Sunday, June 18, 2006

Better spend P500M on English proficiency for all schoolchildren

For decades, the troubled Philippine economy has been able to bank on one key asset in attracting foreign investors—the Filipino people’s being generally proficient in English. This has helped the country win BPO (business processes outsourcing) contracts.

But BPO contracts are now at risk as foreign buisinessmen find out that there has been a sharp decline in English proficiency here compounded by failing school standards and a mass exodus of linguistically skilled professionals.

Business leaders are starting to question just how long the country can go on touting its people’s English skills. Some local and foreign business groups are so concerned that they have started their own language centers to fill the gaps left by a deteriorating school system.

Individuals applying for call-center jobs endure stringent screening, go through strict training and even have to execute specialized tasks required by the company. The call center industry seek agents who possess all the necessary qualifications.

P500 million is a large amount of money. It isn’t wise at all to pour half a billion pesos in support of call centers.

Root of the problem

Let’s look at the root of the problem. Not just the call center industry but the entire BPO industry is forecast to suffer a shortage of English-speaking Filipinos. English-language proficiency is a major requirement not only in call centers, but in the entirety of the contemporary employment environment. English is the global language of success in the worlds of business, banking, aviation, manufacturing, the academe, science, technology, the arts, the film, TV, radio and print media.
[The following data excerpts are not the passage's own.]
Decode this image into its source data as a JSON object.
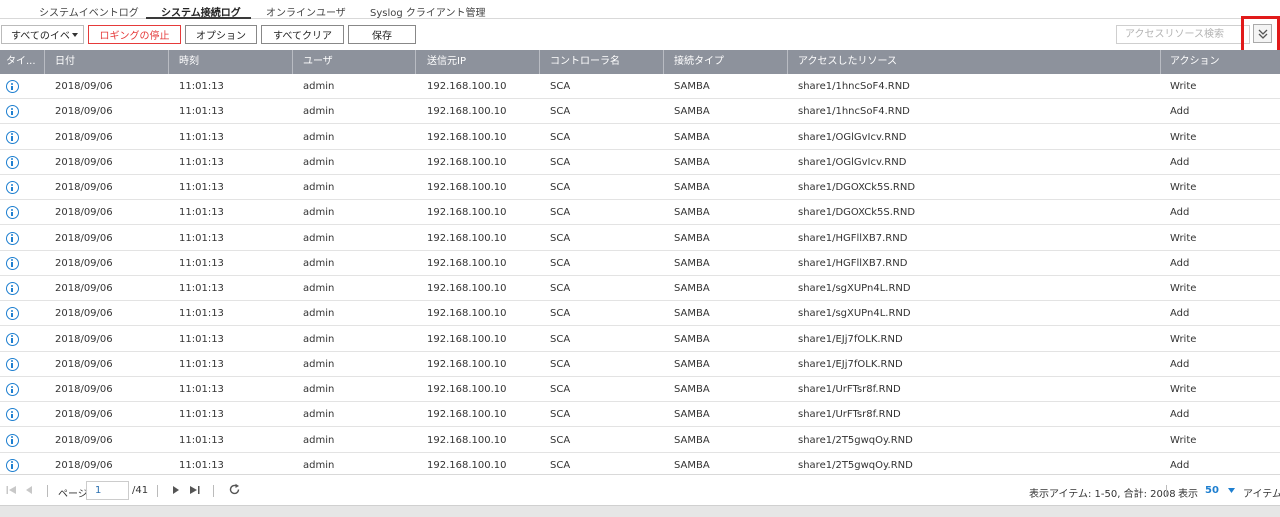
{
  "tabs": [
    "システムイベントログ",
    "システム接続ログ",
    "オンラインユーザ",
    "Syslog クライアント管理"
  ],
  "toolbar": {
    "filter_value": "すべてのイベ",
    "stop_logging": "ロギングの停止",
    "options": "オプション",
    "clear_all": "すべてクリア",
    "save": "保存",
    "search_placeholder": "アクセスリソース検索"
  },
  "columns": [
    "タイ...",
    "日付",
    "時刻",
    "ユーザ",
    "送信元IP",
    "コントローラ名",
    "接続タイプ",
    "アクセスしたリソース",
    "アクション"
  ],
  "rows": [
    {
      "date": "2018/09/06",
      "time": "11:01:13",
      "user": "admin",
      "ip": "192.168.100.10",
      "controller": "SCA",
      "conn": "SAMBA",
      "resource": "share1/1hncSoF4.RND",
      "action": "Write"
    },
    {
      "date": "2018/09/06",
      "time": "11:01:13",
      "user": "admin",
      "ip": "192.168.100.10",
      "controller": "SCA",
      "conn": "SAMBA",
      "resource": "share1/1hncSoF4.RND",
      "action": "Add"
    },
    {
      "date": "2018/09/06",
      "time": "11:01:13",
      "user": "admin",
      "ip": "192.168.100.10",
      "controller": "SCA",
      "conn": "SAMBA",
      "resource": "share1/OGlGvIcv.RND",
      "action": "Write"
    },
    {
      "date": "2018/09/06",
      "time": "11:01:13",
      "user": "admin",
      "ip": "192.168.100.10",
      "controller": "SCA",
      "conn": "SAMBA",
      "resource": "share1/OGlGvIcv.RND",
      "action": "Add"
    },
    {
      "date": "2018/09/06",
      "time": "11:01:13",
      "user": "admin",
      "ip": "192.168.100.10",
      "controller": "SCA",
      "conn": "SAMBA",
      "resource": "share1/DGOXCk5S.RND",
      "action": "Write"
    },
    {
      "date": "2018/09/06",
      "time": "11:01:13",
      "user": "admin",
      "ip": "192.168.100.10",
      "controller": "SCA",
      "conn": "SAMBA",
      "resource": "share1/DGOXCk5S.RND",
      "action": "Add"
    },
    {
      "date": "2018/09/06",
      "time": "11:01:13",
      "user": "admin",
      "ip": "192.168.100.10",
      "controller": "SCA",
      "conn": "SAMBA",
      "resource": "share1/HGFllXB7.RND",
      "action": "Write"
    },
    {
      "date": "2018/09/06",
      "time": "11:01:13",
      "user": "admin",
      "ip": "192.168.100.10",
      "controller": "SCA",
      "conn": "SAMBA",
      "resource": "share1/HGFllXB7.RND",
      "action": "Add"
    },
    {
      "date": "2018/09/06",
      "time": "11:01:13",
      "user": "admin",
      "ip": "192.168.100.10",
      "controller": "SCA",
      "conn": "SAMBA",
      "resource": "share1/sgXUPn4L.RND",
      "action": "Write"
    },
    {
      "date": "2018/09/06",
      "time": "11:01:13",
      "user": "admin",
      "ip": "192.168.100.10",
      "controller": "SCA",
      "conn": "SAMBA",
      "resource": "share1/sgXUPn4L.RND",
      "action": "Add"
    },
    {
      "date": "2018/09/06",
      "time": "11:01:13",
      "user": "admin",
      "ip": "192.168.100.10",
      "controller": "SCA",
      "conn": "SAMBA",
      "resource": "share1/EJj7fOLK.RND",
      "action": "Write"
    },
    {
      "date": "2018/09/06",
      "time": "11:01:13",
      "user": "admin",
      "ip": "192.168.100.10",
      "controller": "SCA",
      "conn": "SAMBA",
      "resource": "share1/EJj7fOLK.RND",
      "action": "Add"
    },
    {
      "date": "2018/09/06",
      "time": "11:01:13",
      "user": "admin",
      "ip": "192.168.100.10",
      "controller": "SCA",
      "conn": "SAMBA",
      "resource": "share1/UrFTsr8f.RND",
      "action": "Write"
    },
    {
      "date": "2018/09/06",
      "time": "11:01:13",
      "user": "admin",
      "ip": "192.168.100.10",
      "controller": "SCA",
      "conn": "SAMBA",
      "resource": "share1/UrFTsr8f.RND",
      "action": "Add"
    },
    {
      "date": "2018/09/06",
      "time": "11:01:13",
      "user": "admin",
      "ip": "192.168.100.10",
      "controller": "SCA",
      "conn": "SAMBA",
      "resource": "share1/2T5gwqOy.RND",
      "action": "Write"
    },
    {
      "date": "2018/09/06",
      "time": "11:01:13",
      "user": "admin",
      "ip": "192.168.100.10",
      "controller": "SCA",
      "conn": "SAMBA",
      "resource": "share1/2T5gwqOy.RND",
      "action": "Add"
    }
  ],
  "footer": {
    "page_label": "ページ",
    "page_value": "1",
    "page_total": "/41",
    "display_items": "表示アイテム: 1-50, 合計: 2008",
    "show_label": "表示",
    "per_page": "50",
    "items_label": "アイテム"
  },
  "colors": {
    "header_bg": "#8d929c",
    "accent": "#1e7fd0",
    "highlight": "#e11a1a",
    "stop_red": "#e53a3a"
  }
}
This issue of the Filipinos’ poor English-speaking and comprehension skills is not new. Various Philippine presidential administrations have carried out programs after programs to rescue English proficiency from total disappearance here. But the decline has gone unremittingly on.

It is commonplace to hear of verified testimonies by teachers themselves that most of the elementary school graduates who enter high school are not qualified at all and that most of those who finish high school and are supposed to be qualified to enter a college have the educational level of Sixth Graders or just a little better.

The emphasis on vocational education without reemphasi­zing the need to excel in English fluency and comprehension is a wrong policy.

A recent Social Weather Stations (SWS) survey found that the “self-assessed proficiency in the English language” of Filipinos, especially on the ability to speak it, has “dropped over the past 12 years.” This and the fact that only 6.59 percent of senior high-school students have mastery of English (seen in the recent tests conducted by DepEd) only show the alarming state of English-teaching in our country today.

Start in schools

Industry leaders believe that upgrading the language skills of Filipinos should start in school. They say the country’s education system should improve by starting with the reinstatement of the English language as its medium of instruction. “English-language proficiency training should be given in school as early as the primary grades,” is universally heard from lawmakers and educators—except the leftists.

For sure, the government is aware of these statistics. Why then, is it implementing a call center training program when the root of the problem is the poor English-language skills of Filipinos?

“The P500 million is misallo­cated,” a DepEd official who refused to be named told a Manila Times senior editor. Senators and congressmen leading the education committees of their chambers says the same.

With the huge amount of money the President has released for her Tesda Training for Work scholarships program, she should have told DepEd to implement an English-language skills training program for teachers and specially qualified students. Then she should have made sure the job was then properly and zealously. That should have struck at the root of the problem. It would have benefited not only 100,000 aspiring call-center agents but millions more Filipinos.